Carbon Tax

A carbon tax would establish a set fee on sources across the economy for every ton of carbon dioxide emitted—a fee that would then be passed along to consumers. If adopted in a vacuum, Tesoro believes that a carbon tax would constitute another questionable government intervention into the economy.

In imposing an ever-increasing rate of tax to incentivize reduced use of fossil fuel energy sources so as to reduce overall GHG emissions, the costs for electricity, gasoline and general goods would also increase significantly. In fact, studies have shown that a carbon tax would impose a larger burden on lower-income households—many of whom spend a higher amount of their earnings on energy costs and goods produced by energy intensive industries (e.g. gas, food, public transportation, etc.).

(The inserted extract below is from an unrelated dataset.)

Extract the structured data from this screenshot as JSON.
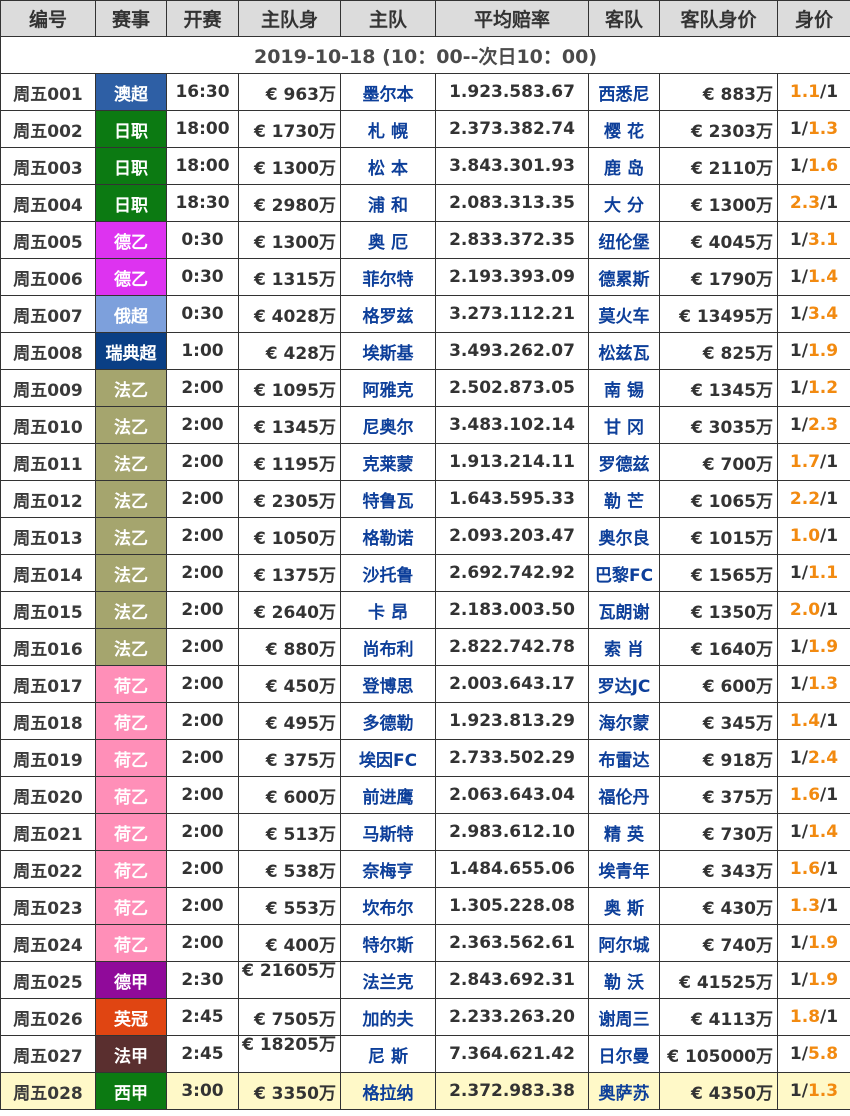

Adding a carbon tax on top of the complex of federal and state regulations on greenhouse gas emissions would cause harm to businesses around the Nation as it would place them at a competitive disadvantage with companies in developing nations or other states who are not subject to the same costs. However, a revenue neutral carbon tax imposed in a transparent manner as an alternative to, and in lieu of, less flexible command and control regulation at the Federal and state levels may have merit and warrants discussion. Finally, it is unclear what, if any, climate benefit would be achieved by a carbon tax since only U.S. emissions would be targeted.

Although the Obama administration has consistently stated over the last several months that it has no intention of proposing a carbon tax, many in Congress are not so certain. Earlier this year, the House and the Senate have had record floor votes in which bipartisan majorities have indicated their reluctance to embrace a carbon tax.